Aí aconteceu o que vou chamar de milagre. Fiquei feliz. Vem cá, chega mais perto, me ouve. Quero que você preste bem atenção a esta parte do texto. Quem sabe não te contamino? Como ia dizendo, fiquei feliz. Porque já fui do tipo que celebra o mal praticado contra meus inimigos e não sou mais. Fiquei feliz porque me dei conta de que, diferente dos que hoje apedrejam Bolsonaro e ridicularizam os bolsonaristas, não preciso mentir para mim mesmo. Nem preciso ostentar uma supostíssima virtude política, porque não sou escravo de nenhuma ideologia. Não é uma maravilha?!

É e tem mais. Fiquei feliz porque sou livre, porque me sei imperfeito e falho, porque ainda tenho sonhos e esperanças, porque posso trabalhar e não raro trabalho rindo, porque ganho a vida honestamente, porque tenho saúde, porque não me faltam amigos para brindar à mesa, porque amo e sou amado, porque sei que isso tudo é transitório, porque erro, mas estou fazendo o meu melhor, e porque minha alegria não depende do infortúnio de ninguém.

Lavagem do rancor

É bom, bom demais reconhecer a graça de Deus na nossa vida. Por isso recomendo aproveitar esses momentos de trevas, when you're weary and feeling small e quando tudo parece ir contra aquilo em que a gente acredita e deseja, para agradecer a Deus pela oportunidade de hoje, só hoje, fazer o bem aos nossos semelhantes, sem que para isso sejam necessários decretos, leis ou decisões do STF. Basta a nossa vontade. No embalo, agradecer também pela capacidade de nos reconhecermos um pouquinho nesses que hoje dividem com os porcos a lavagem amarga do rancor. Também já fomos assim, mas não precisamos ser. É uma escolha.
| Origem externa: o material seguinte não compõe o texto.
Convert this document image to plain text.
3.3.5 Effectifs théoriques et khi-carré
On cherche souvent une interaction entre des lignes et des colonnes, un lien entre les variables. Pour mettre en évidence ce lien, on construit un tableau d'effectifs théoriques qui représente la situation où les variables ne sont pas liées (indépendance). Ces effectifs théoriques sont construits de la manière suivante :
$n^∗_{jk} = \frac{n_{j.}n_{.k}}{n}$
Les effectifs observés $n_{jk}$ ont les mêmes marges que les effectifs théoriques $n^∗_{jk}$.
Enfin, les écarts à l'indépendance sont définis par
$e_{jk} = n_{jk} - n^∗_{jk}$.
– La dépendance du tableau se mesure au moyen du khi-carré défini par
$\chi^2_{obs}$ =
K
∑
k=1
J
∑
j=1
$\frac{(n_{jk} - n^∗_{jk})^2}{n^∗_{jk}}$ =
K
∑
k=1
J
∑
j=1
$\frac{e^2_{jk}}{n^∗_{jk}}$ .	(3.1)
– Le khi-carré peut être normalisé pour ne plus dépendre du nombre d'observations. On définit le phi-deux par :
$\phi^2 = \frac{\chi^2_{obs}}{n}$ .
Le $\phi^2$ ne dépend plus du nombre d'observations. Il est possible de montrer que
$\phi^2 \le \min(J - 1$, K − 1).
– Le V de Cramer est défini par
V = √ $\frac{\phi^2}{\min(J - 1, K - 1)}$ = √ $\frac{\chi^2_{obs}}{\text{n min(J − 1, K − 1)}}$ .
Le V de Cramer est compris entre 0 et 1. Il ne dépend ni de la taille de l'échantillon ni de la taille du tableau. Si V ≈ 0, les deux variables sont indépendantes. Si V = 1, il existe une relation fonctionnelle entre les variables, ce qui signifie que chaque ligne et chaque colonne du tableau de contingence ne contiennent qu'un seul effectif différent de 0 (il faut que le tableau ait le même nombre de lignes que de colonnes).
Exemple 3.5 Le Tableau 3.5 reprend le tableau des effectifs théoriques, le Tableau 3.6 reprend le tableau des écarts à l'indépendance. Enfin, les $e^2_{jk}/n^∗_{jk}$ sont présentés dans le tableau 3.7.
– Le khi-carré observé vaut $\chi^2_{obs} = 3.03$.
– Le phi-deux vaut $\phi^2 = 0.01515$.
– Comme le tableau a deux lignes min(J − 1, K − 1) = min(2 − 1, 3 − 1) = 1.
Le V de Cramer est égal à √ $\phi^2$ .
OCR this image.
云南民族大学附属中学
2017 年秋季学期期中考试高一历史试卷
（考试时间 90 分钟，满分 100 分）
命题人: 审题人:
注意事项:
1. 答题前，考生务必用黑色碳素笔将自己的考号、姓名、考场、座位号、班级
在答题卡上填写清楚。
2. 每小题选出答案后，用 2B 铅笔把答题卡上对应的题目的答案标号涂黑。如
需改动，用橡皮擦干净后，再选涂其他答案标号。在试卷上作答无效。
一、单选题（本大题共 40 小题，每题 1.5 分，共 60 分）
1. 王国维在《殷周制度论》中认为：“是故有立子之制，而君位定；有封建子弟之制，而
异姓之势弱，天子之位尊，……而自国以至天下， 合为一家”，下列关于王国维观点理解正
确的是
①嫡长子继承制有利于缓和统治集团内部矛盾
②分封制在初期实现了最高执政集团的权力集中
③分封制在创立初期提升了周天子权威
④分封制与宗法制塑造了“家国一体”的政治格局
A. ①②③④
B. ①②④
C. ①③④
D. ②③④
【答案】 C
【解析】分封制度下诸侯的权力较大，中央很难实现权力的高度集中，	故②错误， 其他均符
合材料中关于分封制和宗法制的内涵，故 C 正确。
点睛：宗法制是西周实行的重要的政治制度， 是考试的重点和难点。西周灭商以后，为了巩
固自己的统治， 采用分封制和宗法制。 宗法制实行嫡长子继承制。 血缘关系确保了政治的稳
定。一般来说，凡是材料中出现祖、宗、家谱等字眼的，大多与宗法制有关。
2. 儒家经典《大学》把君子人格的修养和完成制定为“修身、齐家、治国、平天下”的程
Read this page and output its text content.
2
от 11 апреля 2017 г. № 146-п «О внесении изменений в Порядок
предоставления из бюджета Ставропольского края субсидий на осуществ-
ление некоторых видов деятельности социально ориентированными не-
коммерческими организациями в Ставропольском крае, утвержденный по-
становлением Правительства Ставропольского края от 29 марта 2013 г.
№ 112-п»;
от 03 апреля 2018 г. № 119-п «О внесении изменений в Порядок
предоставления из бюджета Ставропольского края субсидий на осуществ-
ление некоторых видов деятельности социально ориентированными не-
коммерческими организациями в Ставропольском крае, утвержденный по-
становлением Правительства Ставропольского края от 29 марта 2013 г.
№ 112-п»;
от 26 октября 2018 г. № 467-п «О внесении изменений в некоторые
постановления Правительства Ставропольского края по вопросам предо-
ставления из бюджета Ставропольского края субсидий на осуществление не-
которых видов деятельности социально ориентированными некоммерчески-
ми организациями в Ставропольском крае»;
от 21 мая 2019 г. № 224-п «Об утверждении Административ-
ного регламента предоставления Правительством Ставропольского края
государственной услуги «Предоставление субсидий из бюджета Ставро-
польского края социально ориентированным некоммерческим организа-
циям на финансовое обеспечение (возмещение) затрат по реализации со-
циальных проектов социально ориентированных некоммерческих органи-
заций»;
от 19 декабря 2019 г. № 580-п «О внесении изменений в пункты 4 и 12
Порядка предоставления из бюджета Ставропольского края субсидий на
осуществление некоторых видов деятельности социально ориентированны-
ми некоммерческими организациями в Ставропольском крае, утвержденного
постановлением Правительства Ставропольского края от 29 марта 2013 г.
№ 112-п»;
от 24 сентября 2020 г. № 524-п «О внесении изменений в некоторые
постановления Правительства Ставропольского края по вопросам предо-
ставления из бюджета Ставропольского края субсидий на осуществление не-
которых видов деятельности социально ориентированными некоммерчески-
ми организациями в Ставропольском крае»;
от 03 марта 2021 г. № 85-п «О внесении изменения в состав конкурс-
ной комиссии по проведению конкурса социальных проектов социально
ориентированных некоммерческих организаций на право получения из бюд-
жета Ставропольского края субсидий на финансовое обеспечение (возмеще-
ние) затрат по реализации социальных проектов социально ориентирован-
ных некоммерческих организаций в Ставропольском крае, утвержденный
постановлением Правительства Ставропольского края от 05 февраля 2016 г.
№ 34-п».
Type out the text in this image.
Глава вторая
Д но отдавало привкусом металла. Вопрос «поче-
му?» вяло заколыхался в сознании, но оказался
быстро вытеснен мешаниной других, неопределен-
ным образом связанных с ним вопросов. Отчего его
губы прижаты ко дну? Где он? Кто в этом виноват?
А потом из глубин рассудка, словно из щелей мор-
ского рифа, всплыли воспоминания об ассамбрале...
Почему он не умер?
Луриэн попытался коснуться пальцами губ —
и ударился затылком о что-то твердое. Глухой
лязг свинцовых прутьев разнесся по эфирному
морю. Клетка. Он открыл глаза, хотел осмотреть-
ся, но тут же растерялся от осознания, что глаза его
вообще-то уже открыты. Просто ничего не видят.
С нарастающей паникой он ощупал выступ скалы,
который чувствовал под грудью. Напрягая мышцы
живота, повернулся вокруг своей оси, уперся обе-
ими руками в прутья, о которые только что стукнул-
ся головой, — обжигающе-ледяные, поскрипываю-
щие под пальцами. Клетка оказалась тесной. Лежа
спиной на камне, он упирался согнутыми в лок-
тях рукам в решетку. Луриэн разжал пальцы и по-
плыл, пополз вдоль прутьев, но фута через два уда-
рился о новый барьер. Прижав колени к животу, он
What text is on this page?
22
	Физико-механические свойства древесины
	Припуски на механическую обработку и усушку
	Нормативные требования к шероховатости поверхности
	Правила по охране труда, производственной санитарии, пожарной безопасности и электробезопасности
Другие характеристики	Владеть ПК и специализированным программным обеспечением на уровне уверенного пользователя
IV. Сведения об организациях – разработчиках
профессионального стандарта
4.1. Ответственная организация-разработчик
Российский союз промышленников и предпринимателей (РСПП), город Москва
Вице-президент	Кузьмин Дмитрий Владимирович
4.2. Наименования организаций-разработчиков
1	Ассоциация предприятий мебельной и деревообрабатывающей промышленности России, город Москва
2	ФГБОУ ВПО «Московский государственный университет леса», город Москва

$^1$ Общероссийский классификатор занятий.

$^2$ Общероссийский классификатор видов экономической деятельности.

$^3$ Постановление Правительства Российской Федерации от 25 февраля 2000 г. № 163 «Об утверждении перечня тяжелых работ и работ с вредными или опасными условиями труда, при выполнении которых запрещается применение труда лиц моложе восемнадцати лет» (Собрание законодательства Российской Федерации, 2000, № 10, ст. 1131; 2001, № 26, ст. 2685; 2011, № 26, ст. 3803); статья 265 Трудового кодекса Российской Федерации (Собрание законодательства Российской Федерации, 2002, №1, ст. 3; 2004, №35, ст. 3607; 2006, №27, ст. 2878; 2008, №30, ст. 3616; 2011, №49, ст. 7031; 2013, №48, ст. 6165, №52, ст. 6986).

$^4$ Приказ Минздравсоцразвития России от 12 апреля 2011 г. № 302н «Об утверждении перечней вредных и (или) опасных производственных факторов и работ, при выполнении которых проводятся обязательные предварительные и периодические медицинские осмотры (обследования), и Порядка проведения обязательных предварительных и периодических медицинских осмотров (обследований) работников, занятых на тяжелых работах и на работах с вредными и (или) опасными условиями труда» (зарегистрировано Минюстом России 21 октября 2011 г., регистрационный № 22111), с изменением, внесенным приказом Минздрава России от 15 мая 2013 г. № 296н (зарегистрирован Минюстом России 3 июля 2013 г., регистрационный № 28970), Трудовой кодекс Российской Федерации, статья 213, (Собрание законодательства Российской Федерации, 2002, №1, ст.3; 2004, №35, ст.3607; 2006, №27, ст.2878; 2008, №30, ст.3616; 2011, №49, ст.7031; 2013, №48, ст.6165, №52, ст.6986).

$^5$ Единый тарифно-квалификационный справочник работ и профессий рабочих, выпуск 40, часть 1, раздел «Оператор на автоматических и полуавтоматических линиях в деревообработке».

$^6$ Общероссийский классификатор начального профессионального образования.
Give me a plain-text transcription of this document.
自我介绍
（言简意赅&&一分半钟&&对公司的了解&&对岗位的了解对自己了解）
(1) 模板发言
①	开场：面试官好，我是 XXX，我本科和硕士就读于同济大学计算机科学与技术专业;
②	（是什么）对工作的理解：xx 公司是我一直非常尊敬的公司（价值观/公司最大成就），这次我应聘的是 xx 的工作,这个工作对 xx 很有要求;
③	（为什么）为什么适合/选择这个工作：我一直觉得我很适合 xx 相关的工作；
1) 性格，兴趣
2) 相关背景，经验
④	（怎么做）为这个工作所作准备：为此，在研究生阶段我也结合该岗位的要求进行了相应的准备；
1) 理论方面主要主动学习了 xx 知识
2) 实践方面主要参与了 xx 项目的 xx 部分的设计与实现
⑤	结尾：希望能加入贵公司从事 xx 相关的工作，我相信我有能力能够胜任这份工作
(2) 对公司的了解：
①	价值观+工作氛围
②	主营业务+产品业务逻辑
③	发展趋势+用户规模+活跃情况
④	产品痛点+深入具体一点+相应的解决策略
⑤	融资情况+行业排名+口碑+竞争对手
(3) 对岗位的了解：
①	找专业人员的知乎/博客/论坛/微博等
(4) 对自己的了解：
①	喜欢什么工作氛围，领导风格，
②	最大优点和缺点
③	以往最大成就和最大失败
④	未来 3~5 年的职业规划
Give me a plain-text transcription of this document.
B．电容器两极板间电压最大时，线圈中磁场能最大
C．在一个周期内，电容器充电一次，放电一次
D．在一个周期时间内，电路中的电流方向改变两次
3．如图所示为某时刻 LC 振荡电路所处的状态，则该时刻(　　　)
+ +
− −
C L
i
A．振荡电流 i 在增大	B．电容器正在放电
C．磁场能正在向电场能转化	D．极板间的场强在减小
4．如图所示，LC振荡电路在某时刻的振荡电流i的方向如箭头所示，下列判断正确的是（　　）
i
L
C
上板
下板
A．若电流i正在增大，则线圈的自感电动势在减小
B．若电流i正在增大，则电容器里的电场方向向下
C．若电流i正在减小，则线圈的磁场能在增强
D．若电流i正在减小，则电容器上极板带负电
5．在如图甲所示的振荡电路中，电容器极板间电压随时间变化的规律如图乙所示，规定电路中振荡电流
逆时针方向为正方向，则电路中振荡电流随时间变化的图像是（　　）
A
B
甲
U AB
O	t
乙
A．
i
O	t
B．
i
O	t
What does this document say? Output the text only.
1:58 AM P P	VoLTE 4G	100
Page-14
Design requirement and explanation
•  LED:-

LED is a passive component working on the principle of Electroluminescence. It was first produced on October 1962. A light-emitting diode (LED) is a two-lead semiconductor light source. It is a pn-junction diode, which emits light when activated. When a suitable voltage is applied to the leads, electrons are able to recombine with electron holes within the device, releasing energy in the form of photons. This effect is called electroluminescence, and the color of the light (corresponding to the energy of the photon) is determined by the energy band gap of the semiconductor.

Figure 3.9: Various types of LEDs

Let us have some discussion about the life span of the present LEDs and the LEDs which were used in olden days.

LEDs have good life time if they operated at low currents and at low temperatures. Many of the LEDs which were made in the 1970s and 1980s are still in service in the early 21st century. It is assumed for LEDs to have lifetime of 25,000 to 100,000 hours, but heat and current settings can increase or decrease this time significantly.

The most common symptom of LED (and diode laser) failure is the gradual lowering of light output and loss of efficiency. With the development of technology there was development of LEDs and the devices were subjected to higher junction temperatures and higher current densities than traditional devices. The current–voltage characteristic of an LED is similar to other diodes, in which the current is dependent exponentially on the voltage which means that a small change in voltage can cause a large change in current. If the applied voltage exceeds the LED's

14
Por fim, agradecer pelo desejo sincero de, daqui para frente, ser diferente de todas essas coisas, pessoas e instituições que, ao nosso redor, tanto nos enojam e entristecem com sua alegria sádica. Não é tão difícil, vai. Basta trocar o insulto pelo silêncio; a raiva pela compreensão; a reação instintiva pela reflexão; as certezas alicerçadas na areia da ideologia pela fé sincera; o ódio pela compaixão; e o desejo de vingança pela misericórdia. Não estou dizendo que seja mamão-com-açúcar. Não é. Mas tente. Você vai ver só como vale a pena.